Crossing Jerusalem, Park Theatre
Friday 7th August 2015
The Israeli-Palestinian conflict has not been very prominent in the news recently, but that doesn’t mean that it has gone away. As Julia Pascal’s 2003 play reminds us, religious and cultural tensions can go deep. Very deep. At the centre of her intense story, which is set over about 24 hours during the second intifada, is Jerusalem, a divided city, a contested territory, a place which it is dangerous to cross. As bombs explode in cafés and on buses, the events of the drama illustrate the tight embrace of the personal and the political.
Varda Kaufmann-Goldstein is an Israeli estate agent who is trying to raise a loan for a property deal. Her second husband, Sergei, a Russian Jewish immigrant, is stepfather to her two children, the haunted Gideon and his sister, the cheerfully promiscuous Lee. Both these youngsters have been called up by the military. The way the conflict has an impact on family life is immediately seen when Gideon and his wife Yael, who have a four-year-old daughter, quarrel about having another child. On Yael’s 30th birthday, as the play begins, the family plan to make the perilous journey across the city — through “bandit country” — to Sammy’s restaurant, a location which they used to frequent more often.
Run by a Christian Arab, this eatery is a meeting place for Jews and Muslims. Working for Sammy is Yusuf, whose 16-year-old brother Sharif is one of the youthful hotheads who is fighting Israeli troops, mainly by throwing stones, in the intifada. When the Kaufmann-Goldsteins arrive, at first the atmosphere is convivial enough, with Sammy and Sergei chatting about girls over chilled vodka, and the act of crossing Jerusalem seems for a moment to be a metaphor of hope. But as secrets from the family’s past emerge, the tangle of sex and aggression releases an unexpected violence.
The keynote of Crossing Jerusalem is complexity. Pascal has a real talent for imaging what all of her very different characters are thinking and feeling. The complications are deliberate: Yael’s mother comes from Algeria and her family speak Arabic better than Hebrew; Sergei is a Russian Jew who lost a son in Kabul during the Soviet invasion of Afghanistan; Sammy is a Christian Arab who doesn’t hate Israelis; Yusuf wants to protect his younger brother, but also wants recompense for the injustices of the past.
These complexities result in a tough, knotty play that is much better at raising difficult questions than at providing any kind of answer. This may well represent the intractable reality of the Middle East, but it also means it is hard to satisfy an audience’s understandable thirst for a more decisive conclusion. In fact, the story does lose some focus towards its end, and despite its hectic humour, concludes on a gruelling and punishing note whose unrelieved horror and melodramatic sensibility is hard to take. But that difficulty is also just right for the subject matter.

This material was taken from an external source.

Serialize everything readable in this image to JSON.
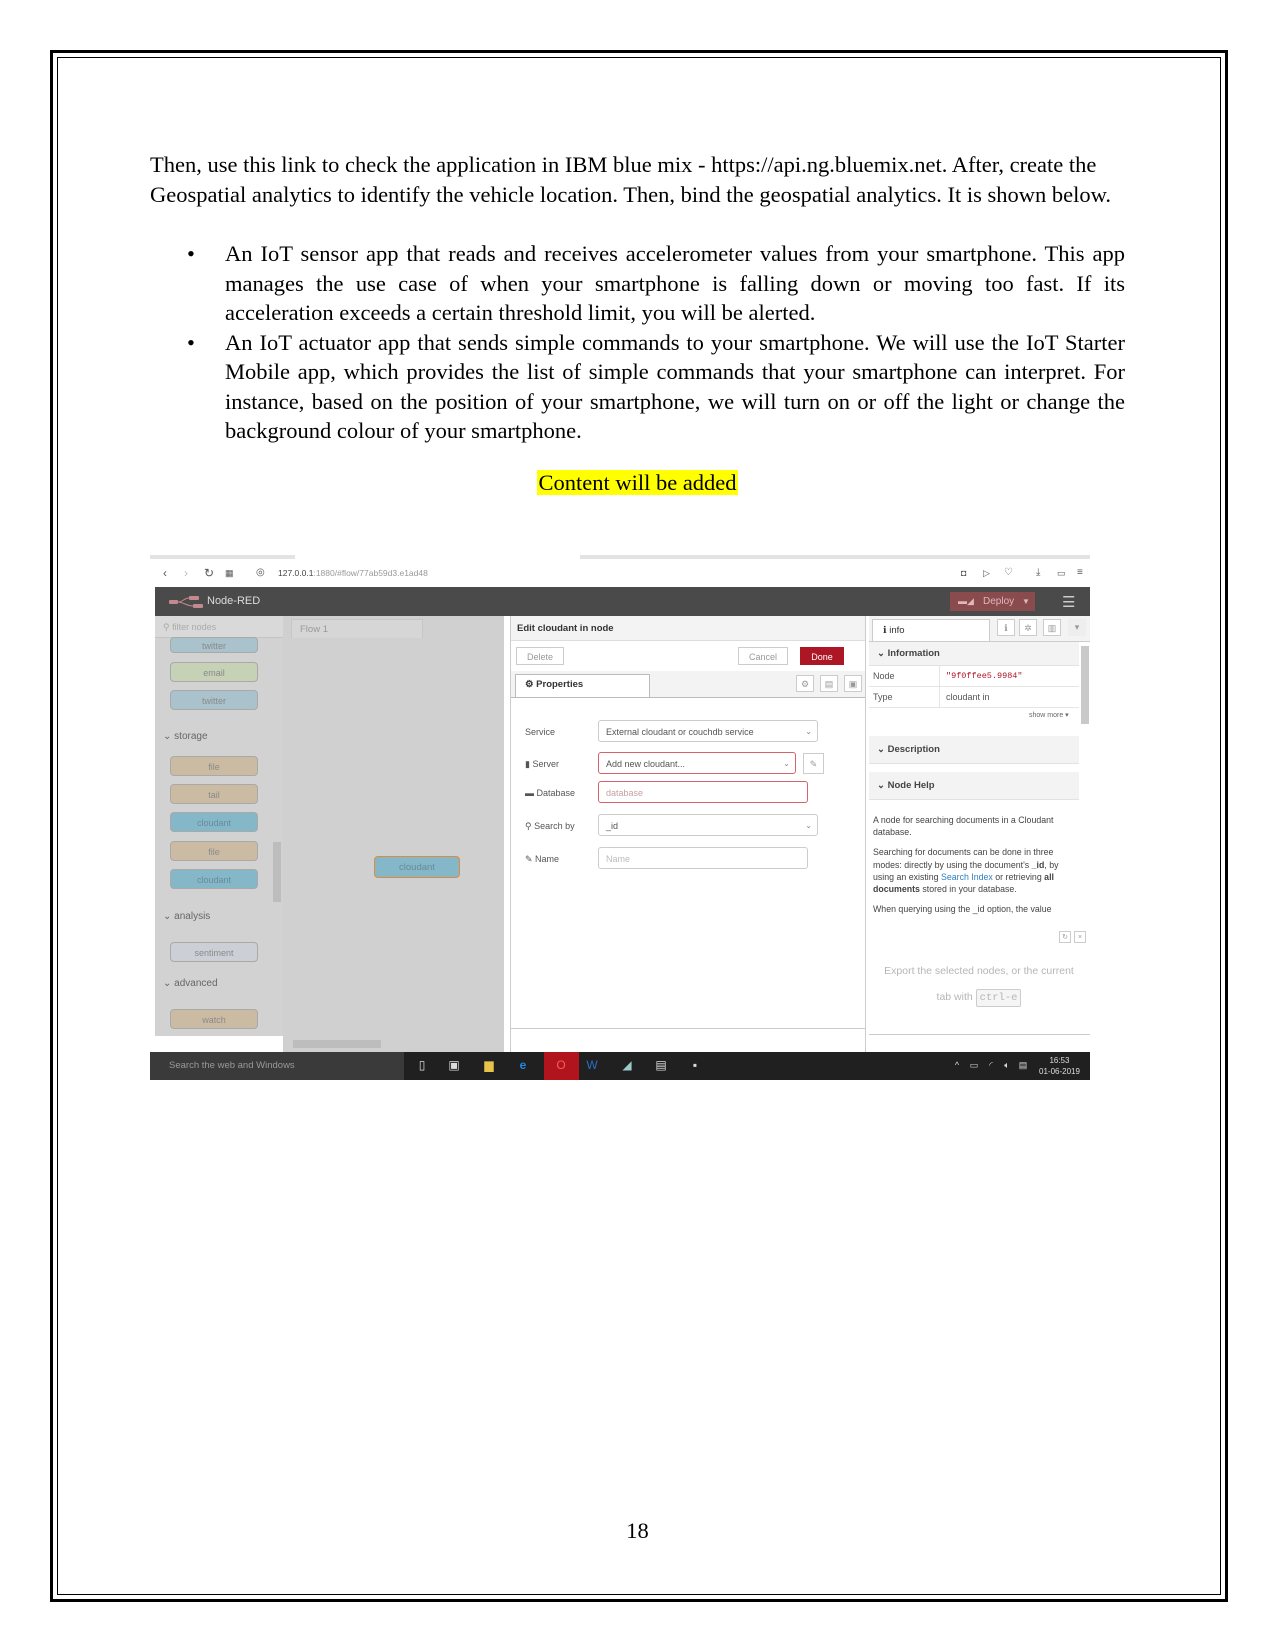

The great thing about the play is that Pascal uses a breathtaking coincidence in order to engineer an ethical debate. Because the Kaufmann-Goldsteins have benefitted from receiving reparations from the German government for Nazi depredations, shouldn’t the Palestinian Arabs be similarly compensated for the loss of their land, for the restrictions on their civil liberties and for the exploitation of their labour? In a tense scene, these moral ideas are debated with passionate integrity. But, even if Yusuf and Sharif do succeed in getting some money, can they really escape from their heritage?
There is much to enjoy, especially in Pascal’s account of the tensions between sexuality and ethnicity, and her portraits of marriages suffering under the burden of silence is compelling and convincing. Likewise, the details of the military occupation are still shocking, even if they are depressingly familiar. Pascal’s own production, designed by Claire Lyth, doesn’t always elicit performances that sit on the right side of exaggeration, although her cast — led by Trudy Weiss (Varda), Chris Spyrides (Sergei) and Waleed Elgadi (Yusuf) — is strong. Sometimes funny, more often fraught, this is a powerful account of a complex issue. But Crossing Jerusalem cannot be described as an easy ride.